Stack a second @requirement decorator only when a test's natural assertions incidentally prove another behaviour — one capabilities snapshot proving four *:capability:declared entries, one input-schema identity check proving each preserved keyword. Do not build a test around covering many requirements at once; if the assertions would be separate, write separate tests.

Choosing an assertion

The property under test is… Assert with
the result of a transformation (arguments → output, exception → error result) result == snapshot(...) of the full object, so any field the implementation adds or drops fails the test
pass-through of an opaque value (_meta, cursors) identity against the same variable that was sent — a snapshot of a pass-through value only matches the input because a human checked two literals correspond
an error pytest.raises(MCPError) and a snapshot of exc.value.error when the message is the SDK's own; a plain == on .code against the mcp.types constant when it is not
third-party output embedded in a result (validation messages) the stable prefix only — never pin text that changes with a dependency upgrade

Notifications and concurrency

The client's receive loop dispatches each incoming message to completion before reading the next, and the in-memory transport delivers everything on one ordered stream. Together these guarantee that every notification a server handler emits before its response reaches the client callback before the originating request returns — so tests collect notifications into a plain list and assert after the call, with no synchronisation. The exceptions:

  • a notification not triggered by a request the test is awaiting needs an anyio.Event set in the receiving handler and awaited under anyio.fail_after(5);
  • the ordering guarantee does not survive transports that split messages across streams (the streamable HTTP standalone GET stream) — see transports/test_streamable_http.py.

Coverage

CI requires 100% line and branch coverage, including tests/, and strict-no-cover fails the build if a line marked # pragma: no cover is ever executed. When a new test starts covering a pragma'd line in src/, delete the pragma in the same change. Do not add new # type: ignore or # noqa comments; restructure instead. Two pragmas are sanctioned in this suite's test code, both for known-upstream tracer bugs and only after restructuring has been tried: # pragma: no branch on a with/async with line whose only fault is coverage.py mis-tracing the exit arc of a nested async context (reserve it for shapes that cannot collapse — a sync with adjacent to an async with); and # pragma: lax no cover on a single statement that 3.11's tracer drops because the preceding async with unwinds via coro.throw() (python/cpython#106749, wontfix on 3.11) — this hits any test that must run statements after a ClientSession/streamable_http_client exits but still inside an outer async with, and no restructure can avoid it.
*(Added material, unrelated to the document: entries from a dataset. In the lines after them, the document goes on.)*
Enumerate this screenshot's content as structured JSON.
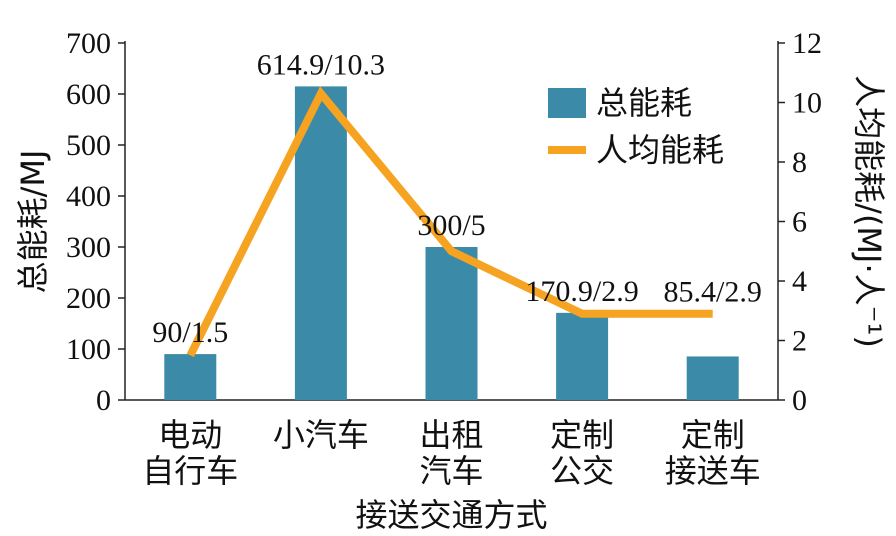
{
  "chart_data": {
    "type": "bar",
    "categories": [
      [
        "电动",
        "自行车"
      ],
      [
        "小汽车"
      ],
      [
        "出租",
        "汽车"
      ],
      [
        "定制",
        "公交"
      ],
      [
        "定制",
        "接送车"
      ]
    ],
    "series": [
      {
        "name": "总能耗",
        "type": "bar",
        "axis": "left",
        "values": [
          90,
          614.9,
          300,
          170.9,
          85.4
        ],
        "color": "#3a8aa8"
      },
      {
        "name": "人均能耗",
        "type": "line",
        "axis": "right",
        "values": [
          1.5,
          10.3,
          5,
          2.9,
          2.9
        ],
        "color": "#f5a321"
      }
    ],
    "data_labels": [
      "90/1.5",
      "614.9/10.3",
      "300/5",
      "170.9/2.9",
      "85.4/2.9"
    ],
    "xlabel": "接送交通方式",
    "ylabel": "总能耗/MJ",
    "y2label": "人均能耗/(MJ·人⁻¹)",
    "ylim": [
      0,
      700
    ],
    "y2lim": [
      0,
      12
    ],
    "yticks": [
      "0",
      "100",
      "200",
      "300",
      "400",
      "500",
      "600",
      "700"
    ],
    "y2ticks": [
      "0",
      "2",
      "4",
      "6",
      "8",
      "10",
      "12"
    ],
    "grid": false,
    "legend_position": "top-right"
  }
}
A handful of # pragma: lax no cover markers in src/ cover teardown exception handlers whose execution is timing-dependent under the in-process HTTP bridge — the POST-stream and stateless-session except Exception handlers in server/streamable_http*.py, the _terminated check in message_router, and the response-stream double-close guard in BaseSession._receive_loop. strict-no-cover does not check lax lines; do not promote them to strict no cover without first making the teardown ordering deterministic. The suite also relies on a one-line src/mcp/server/sse.py fix (sse_stream_reader.aclose()) that closes a stream the SSE leg would otherwise leak.